On some uniprocessors with poorly designed schedulers, spin-locks are still used. Typically, a relinquish operation is inserted in the busy waiting loop in order to let other ready processes use the CPU. This only works if either a round-robin scheduler is being used or if there is a "relinquish to lower priority" operation -- one that causes headaches when it is implemented by a priority scheduler, but is nonetheless included in many real-time systems in order to allow this approach to mutual exclusion.
Semaphores can be used to provide mutual exclusion! The variable count used in our running example may be protected with a semaphor; we'll call this count-sem. Given this, we can implement our example critical section as:
P( count-sem ) load register with count increment register store register to count V( count-sem )Initially, the semaphore should have a count of one; the P operation sets it to zero, and the V operation resets it to one.
The parallel between this and the spin-lock solution should be obvious! In fact, spin-locks are considered to one implementation of a special case of semaphores, the binary semaphores. Binary semaphores are those that never take on values other than zero and one.

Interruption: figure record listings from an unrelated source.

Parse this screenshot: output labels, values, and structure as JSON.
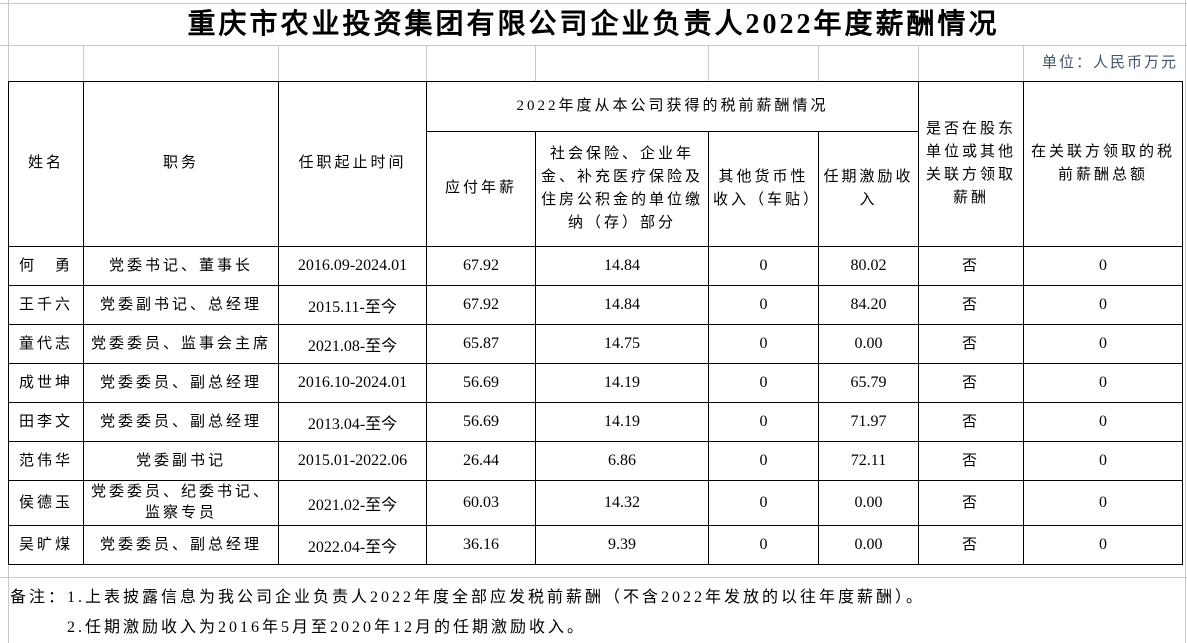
{
  "title": "重庆市农业投资集团有限公司企业负责人2022年度薪酬情况",
  "unit_note": "单位：人民币万元",
  "colors": {
    "unit_note_text": "#44546A",
    "table_border": "#000000",
    "gridline": "#C9C9C9"
  },
  "table": {
    "header": {
      "name": "姓名",
      "position": "职务",
      "tenure": "任职起止时间",
      "pretax_group": "2022年度从本公司获得的税前薪酬情况",
      "payable_salary": "应付年薪",
      "insurance": "社会保险、企业年金、补充医疗保险及住房公积金的单位缴纳（存）部分",
      "other_monetary": "其他货币性收入（车贴）",
      "tenure_incentive": "任期激励收入",
      "shareholder_pay": "是否在股东单位或其他关联方领取薪酬",
      "related_total": "在关联方领取的税前薪酬总额"
    },
    "rows": [
      {
        "name": "何　勇",
        "position": "党委书记、董事长",
        "tenure": "2016.09-2024.01",
        "salary": "67.92",
        "insurance": "14.84",
        "other": "0",
        "incentive": "80.02",
        "in_related": "否",
        "related_total": "0"
      },
      {
        "name": "王千六",
        "position": "党委副书记、总经理",
        "tenure": "2015.11-至今",
        "salary": "67.92",
        "insurance": "14.84",
        "other": "0",
        "incentive": "84.20",
        "in_related": "否",
        "related_total": "0"
      },
      {
        "name": "童代志",
        "position": "党委委员、监事会主席",
        "tenure": "2021.08-至今",
        "salary": "65.87",
        "insurance": "14.75",
        "other": "0",
        "incentive": "0.00",
        "in_related": "否",
        "related_total": "0"
      },
      {
        "name": "成世坤",
        "position": "党委委员、副总经理",
        "tenure": "2016.10-2024.01",
        "salary": "56.69",
        "insurance": "14.19",
        "other": "0",
        "incentive": "65.79",
        "in_related": "否",
        "related_total": "0"
      },
      {
        "name": "田李文",
        "position": "党委委员、副总经理",
        "tenure": "2013.04-至今",
        "salary": "56.69",
        "insurance": "14.19",
        "other": "0",
        "incentive": "71.97",
        "in_related": "否",
        "related_total": "0"
      },
      {
        "name": "范伟华",
        "position": "党委副书记",
        "tenure": "2015.01-2022.06",
        "salary": "26.44",
        "insurance": "6.86",
        "other": "0",
        "incentive": "72.11",
        "in_related": "否",
        "related_total": "0"
      },
      {
        "name": "侯德玉",
        "position": "党委委员、纪委书记、监察专员",
        "tenure": "2021.02-至今",
        "salary": "60.03",
        "insurance": "14.32",
        "other": "0",
        "incentive": "0.00",
        "in_related": "否",
        "related_total": "0"
      },
      {
        "name": "吴旷煤",
        "position": "党委委员、副总经理",
        "tenure": "2022.04-至今",
        "salary": "36.16",
        "insurance": "9.39",
        "other": "0",
        "incentive": "0.00",
        "in_related": "否",
        "related_total": "0"
      }
    ]
  },
  "notes": {
    "label": "备注：",
    "items": [
      "1.上表披露信息为我公司企业负责人2022年度全部应发税前薪酬（不含2022年发放的以往年度薪酬）。",
      "2.任期激励收入为2016年5月至2020年12月的任期激励收入。"
    ]
  }
}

Semaphores implemented using the process scheduler are the preferred implementation of mutual exclusion on uniprocessors, and they are the preferred implementation on multiprocessors for those critical sections where the expected waiting time for entry to the section in the event of contention is greater than the time taken for two context switches.
The problem of mutual exclusion on multiprocessors where there are no atomic exchange or test-and-set operations has been the subject of years of study, during which many of the most ingeneous solutions to the critical section problem have been found. Dekker's solution is oldest of these. Each spin-lock is represented by three variables:
state[0..1] -- process i sets state[i] to enter section turn -- indicates who's turn it is to try nextGiven this, and that all variables are initially zero, the code for the lock and unlock operations is as follows, assuming that each process passes it's process ID to the lock and unlock operations:
other(pid) return( 1 - pid ); lock(pid): state[pid] = 1; while state[other(pid)] = 1 do state[pid] = 0; while turn <> pid do nothing; state[pid] = 1; end loop; return; unlock(pid): state[pid] = 0; turn = other(pid); return;When A is inside the critical section, state[A] is one and state[B] is zero. If both try to enter at the same time, so both state variables are set to one, they both enter the loop waiting for the other to reset their state to zero. One will immediately reassert their claim, while the other is blocked a waiting its turn. Furthermore, on exit from the critical section, each process always sets turn to give priority to the other process, preventing one or the other from hogging the critical section.
This code is difficult to understand! Furthermore, it is difficult to generalize to more than two processes (consider, for example, building a binary tree of processes to generalize it!). There are many more solutions to this problem (consult your textbook for some!)